A fragmented media space will eventually balance out



I recently had need (and the time) to update details across various public profiles and applications, and after trying to remember various combinations of sites, applications, and then logins & passwords, I realised just how fragmented the market has become.
In an average month, I find myself, along with countless others, Twittering, Facebooking, keeping a professional profile on LinkedIn, occasionally updating this blog, keeping up with the news, keeping up with the industry news, and I even recently signed up with Foursquare – but wait, Facebook Places is about to be added to the list too as soon as it comes to Australia!


So just when we had finally mastered the art of moving house and getting Australia Post to forward all our old mail for us, we find ourselves in the same situation - but in the digital space.


Now it’s not like I’ve only just realised this of course; I’ve spent the last 10 years working both with and for big media publishers that know their content is valuable – but just can’t make a profit from it in a world where every man and his dog has a social media application or some whizzbang content aggregator they’ve built.


So from the publisher side – the big players are finding it tough to stay ahead of the game because the little guys with the ideas are much more agile.

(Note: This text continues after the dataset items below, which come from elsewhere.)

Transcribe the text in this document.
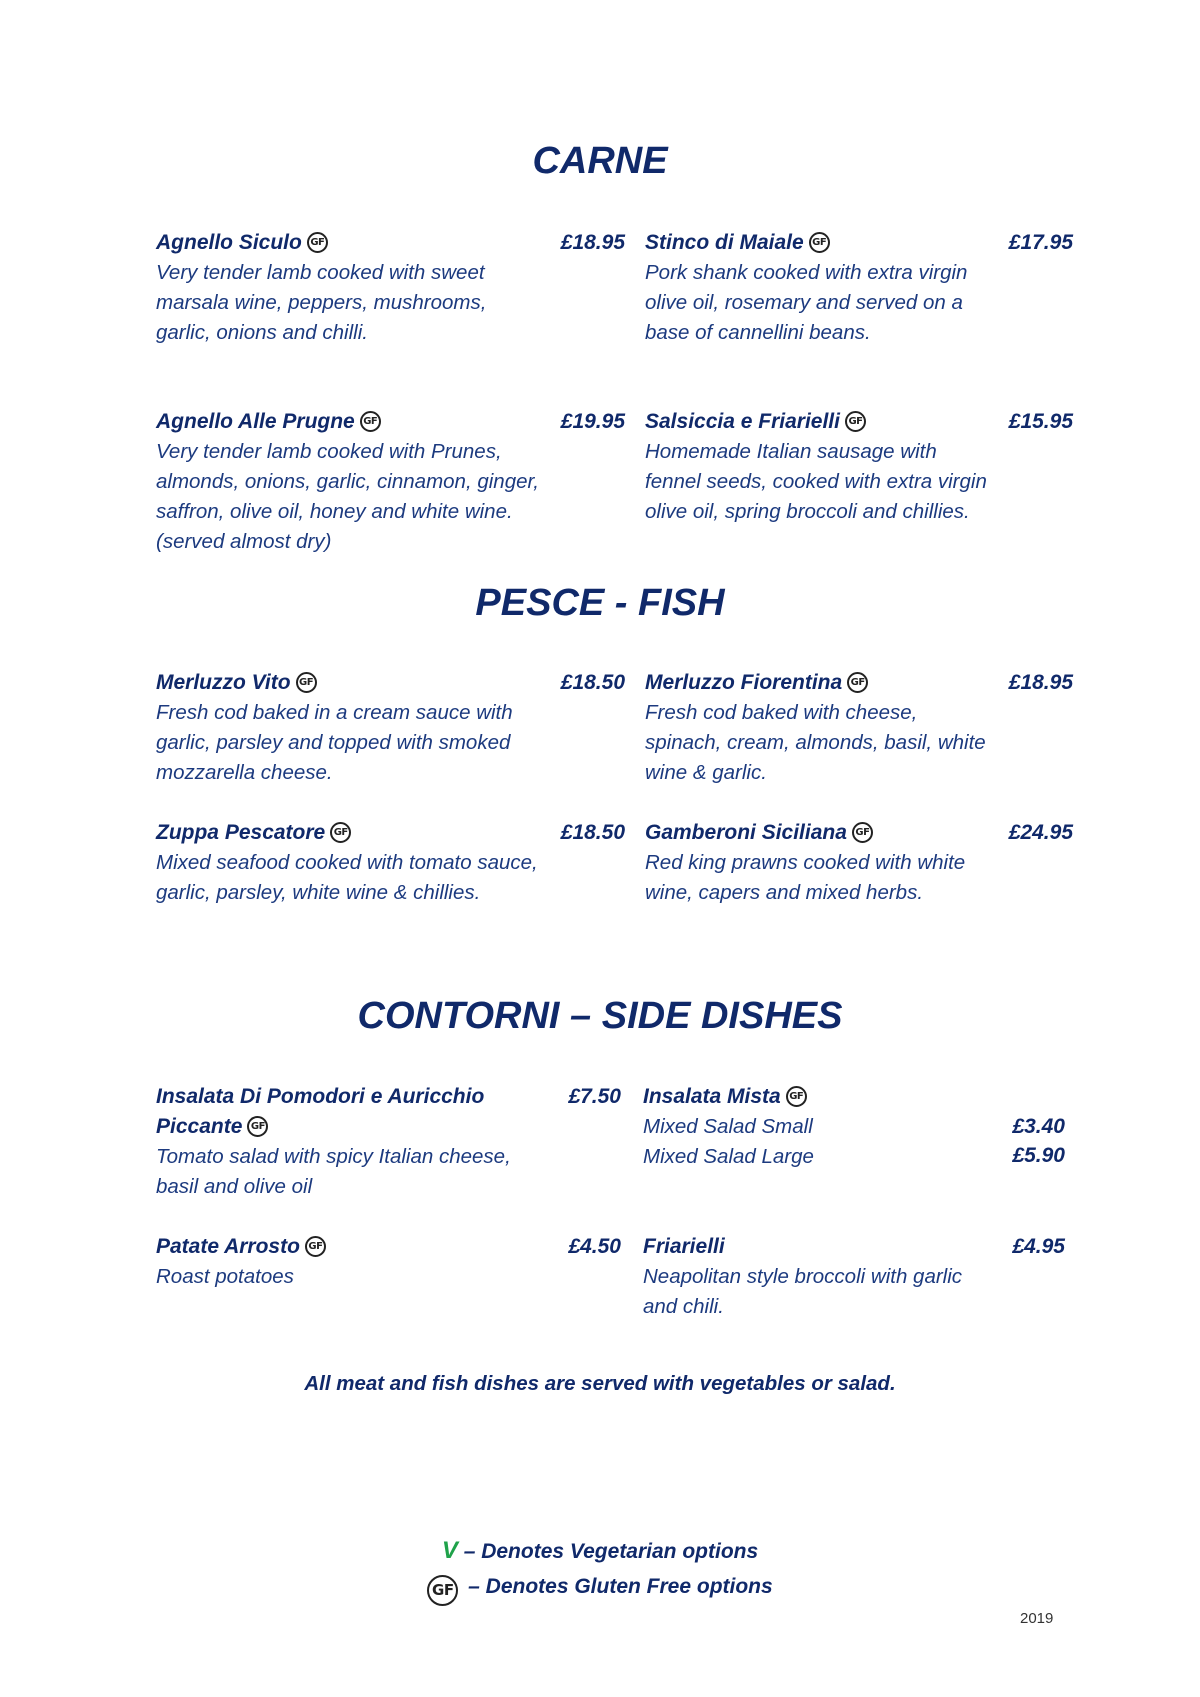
CARNE
Agnello Siculo GF
Very tender lamb cooked with sweet marsala wine, peppers, mushrooms, garlic, onions and chilli.
£18.95 Stinco di Maiale GF
Pork shank cooked with extra virgin olive oil, rosemary and served on a base of cannellini beans.
£17.95
Agnello Alle Prugne GF
Very tender lamb cooked with Prunes, almonds, onions, garlic, cinnamon, ginger, saffron, olive oil, honey and white wine. (served almost dry)
£19.95 Salsiccia e Friarielli GF
Homemade Italian sausage with fennel seeds, cooked with extra virgin olive oil, spring broccoli and chillies.
£15.95
PESCE - FISH
Merluzzo Vito GF
Fresh cod baked in a cream sauce with garlic, parsley and topped with smoked mozzarella cheese.
£18.50 Merluzzo Fiorentina GF
Fresh cod baked with cheese, spinach, cream, almonds, basil, white wine & garlic.
£18.95
Zuppa Pescatore GF
Mixed seafood cooked with tomato sauce, garlic, parsley, white wine & chillies.
£18.50 Gamberoni Siciliana GF
Red king prawns cooked with white wine, capers and mixed herbs.
£24.95
CONTORNI – SIDE DISHES
Insalata Di Pomodori e Auricchio Piccante GF
Tomato salad with spicy Italian cheese, basil and olive oil
£7.50 Insalata Mista GF
Mixed Salad Small
Mixed Salad Large
£3.40
£5.90
Patate Arrosto GF
Roast potatoes
£4.50 Friarielli
Neapolitan style broccoli with garlic and chili.
£4.95
All meat and fish dishes are served with vegetables or salad.
V – Denotes Vegetarian options
GF – Denotes Gluten Free options
2019
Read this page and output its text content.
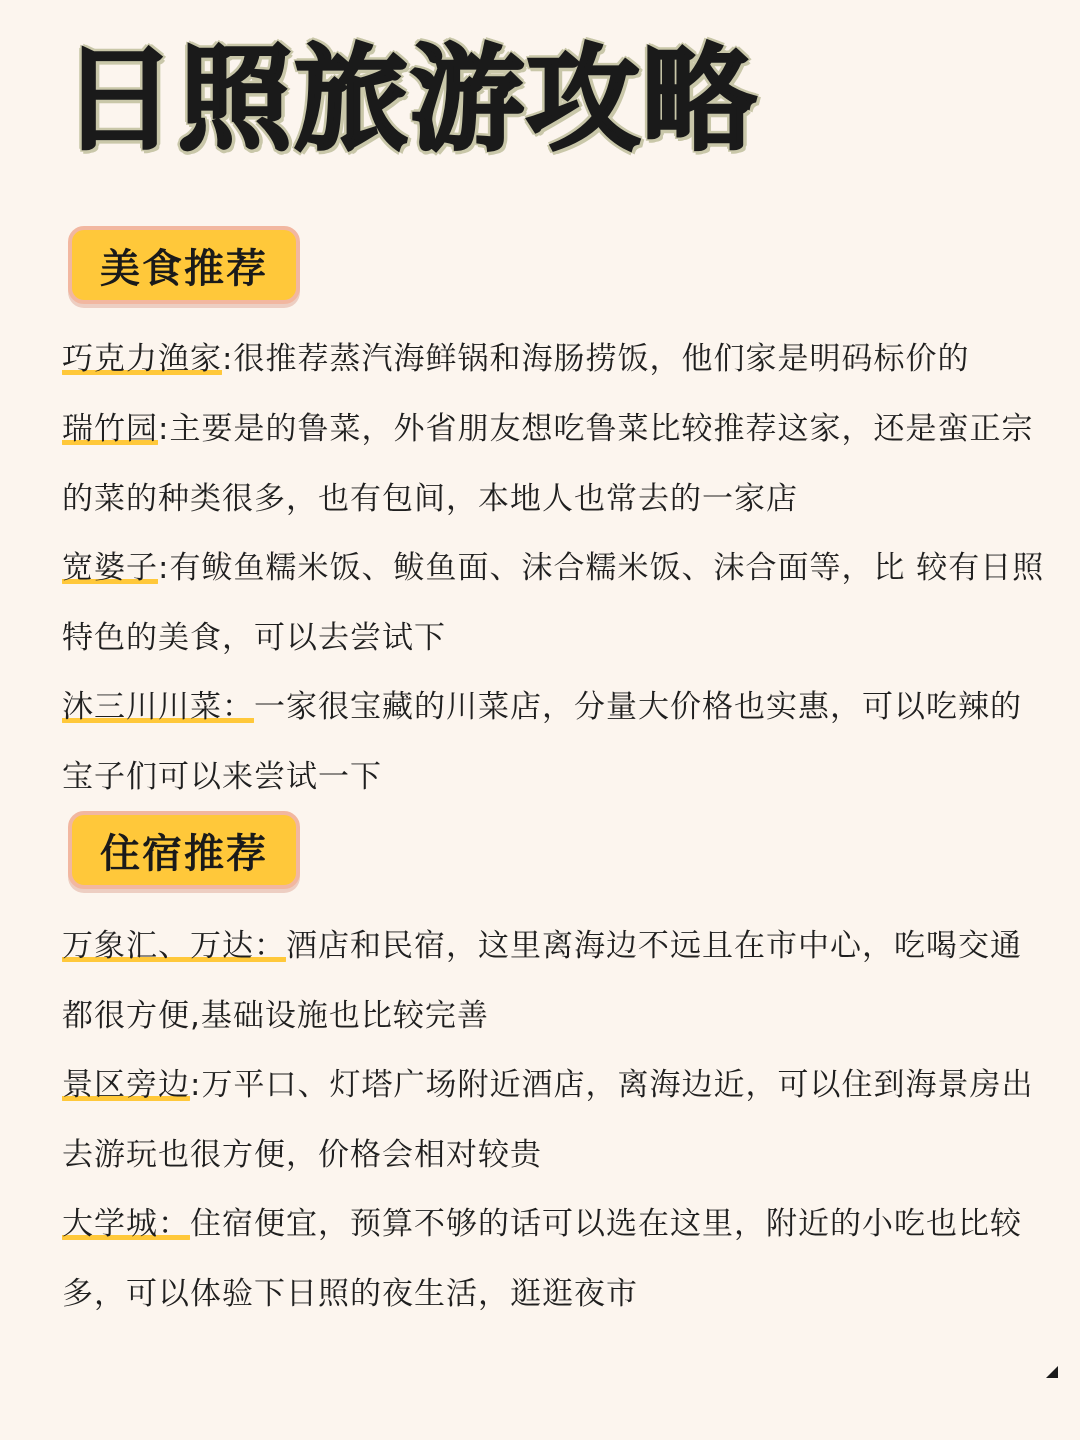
日照旅游攻略
美食推荐

巧克力渔家:很推荐蒸汽海鲜锅和海肠捞饭，他们家是明码标价的

瑞竹园:主要是的鲁菜，外省朋友想吃鲁菜比较推荐这家，还是蛮正宗的菜的种类很多，也有包间，本地人也常去的一家店

宽婆子:有鲅鱼糯米饭、鲅鱼面、沫合糯米饭、沫合面等，比 较有日照特色的美食，可以去尝试下

沐三川川菜：一家很宝藏的川菜店，分量大价格也实惠，可以吃辣的宝子们可以来尝试一下

住宿推荐

万象汇、万达：酒店和民宿，这里离海边不远且在市中心，吃喝交通都很方便,基础设施也比较完善

景区旁边:万平口、灯塔广场附近酒店，离海边近，可以住到海景房出去游玩也很方便，价格会相对较贵

大学城：住宿便宜，预算不够的话可以选在这里，附近的小吃也比较多，可以体验下日照的夜生活，逛逛夜市
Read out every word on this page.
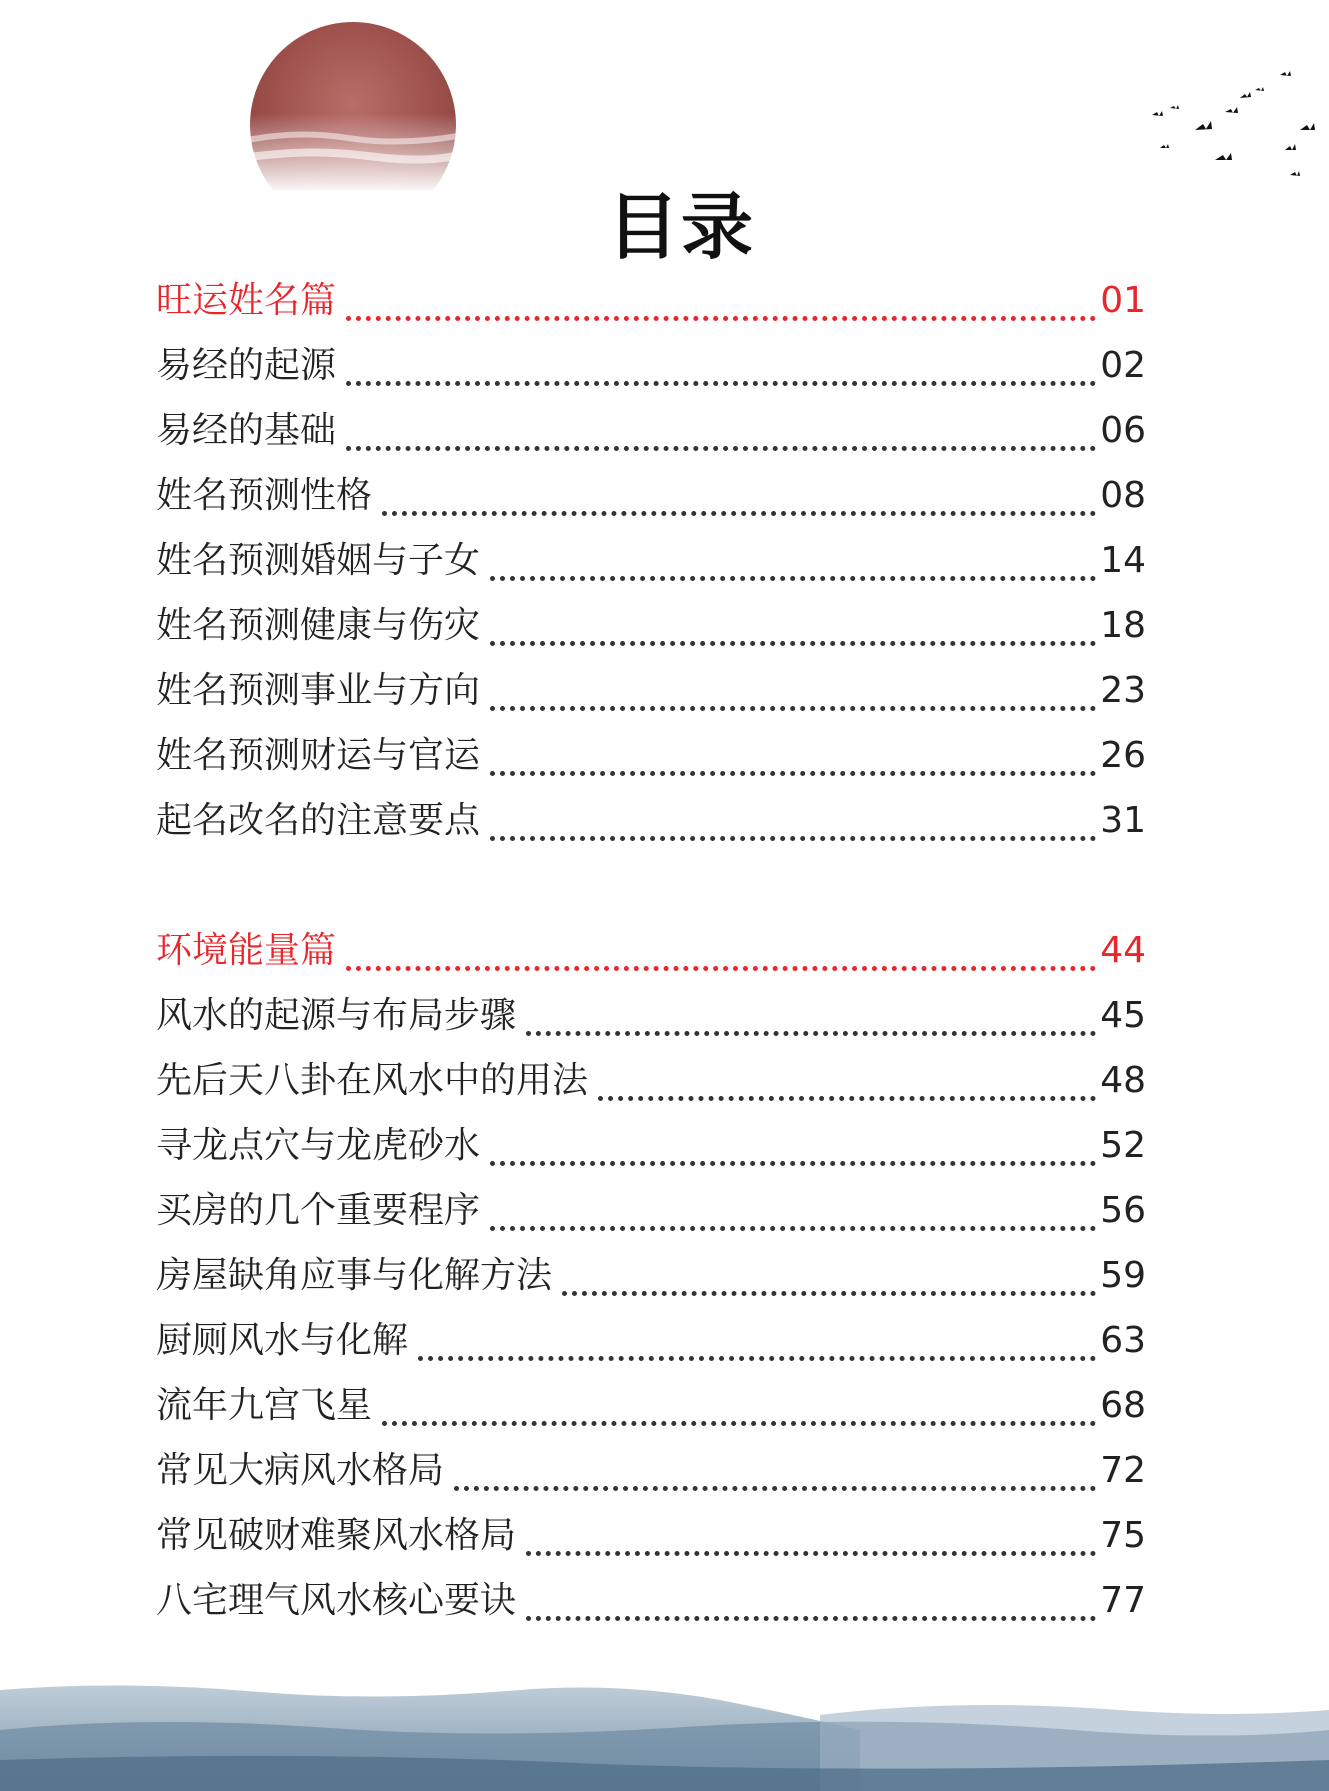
目录
旺运姓名篇	01
易经的起源	02
易经的基础	06
姓名预测性格	08
姓名预测婚姻与子女	14
姓名预测健康与伤灾	18
姓名预测事业与方向	23
姓名预测财运与官运	26
起名改名的注意要点	31
环境能量篇	44
风水的起源与布局步骤	45
先后天八卦在风水中的用法	48
寻龙点穴与龙虎砂水	52
买房的几个重要程序	56
房屋缺角应事与化解方法	59
厨厕风水与化解	63
流年九宫飞星	68
常见大病风水格局	72
常见破财难聚风水格局	75
八宅理气风水核心要诀	77
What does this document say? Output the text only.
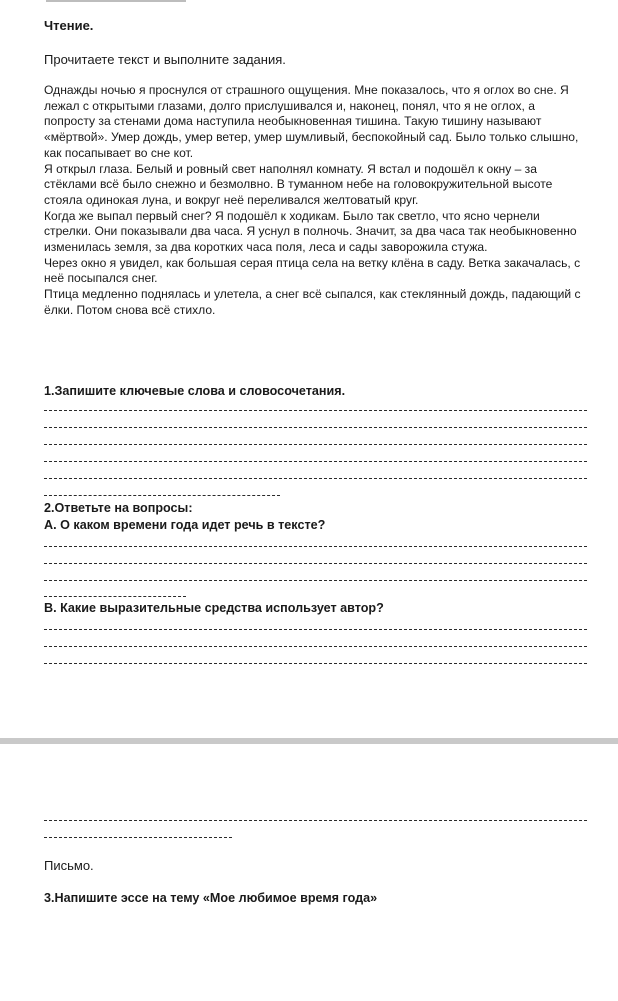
Чтение.

Прочитаете текст и выполните задания.

Однажды ночью я проснулся от страшного ощущения. Мне показалось, что я оглох во сне. Я лежал с открытыми глазами, долго прислушивался и, наконец, понял, что я не оглох, а попросту за стенами дома наступила необыкновенная тишина. Такую тишину называют «мёртвой». Умер дождь, умер ветер, умер шумливый, беспокойный сад. Было только слышно, как посапывает во сне кот.

Я открыл глаза. Белый и ровный свет наполнял комнату. Я встал и подошёл к окну – за стёклами всё было снежно и безмолвно. В туманном небе на головокружительной высоте стояла одинокая луна, и вокруг неё переливался желтоватый круг.

Когда же выпал первый снег? Я подошёл к ходикам. Было так светло, что ясно чернели стрелки. Они показывали два часа. Я уснул в полночь. Значит, за два часа так необыкновенно изменилась земля, за два коротких часа поля, леса и сады заворожила стужа.

Через окно я увидел, как большая серая птица села на ветку клёна в саду. Ветка закачалась, с неё посыпался снег.

Птица медленно поднялась и улетела, а снег всё сыпался, как стеклянный дождь, падающий с ёлки. Потом снова всё стихло.

1.Запишите ключевые слова и словосочетания.

2.Ответьте на вопросы:

А. О каком времени года идет речь в тексте?

В. Какие выразительные средства использует автор?

Письмо.

3.Напишите эссе на тему «Мое любимое время года»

The little guys though – are much too small to have the sales and distribution networks that could create a viable revenue stream in the first place.




The ones that do break through – get snapped up by the big guys anyway, like Australia’s Andrew Lacy who made a great series of mobile games only to be bought out and signed up by Disney as soon as he started to do well.


My theory


Well it may be completely devoid of research (it’s Sunday afternoon and I have a roast to cook!) but there’s a healthy dose of experience here – at some stage the garage banders with their brilliant ideas are going to realise there’s limited opportunity and a glut of other similar ideas on the marketplace all vying for the same niche. It all comes back to the one simple concept: he who produces the content has the best opportunity to develop, implement and profit from these good ideas as a media publisher. Niche mobile and other digital applications will continue to provide great ideas for publishers to draw from, but ultimately as the battleground becomes more and more competitive – we’ll see more and more of these great ideas fade to black as the big guns get back ahead of the game.


Don’t believe me? Watch and see what happens in 2010. In the meantime I’ll spend some time doing some real research and maybe come back with an update soon.


Deliriant Isti Romani – These Romans are crazy!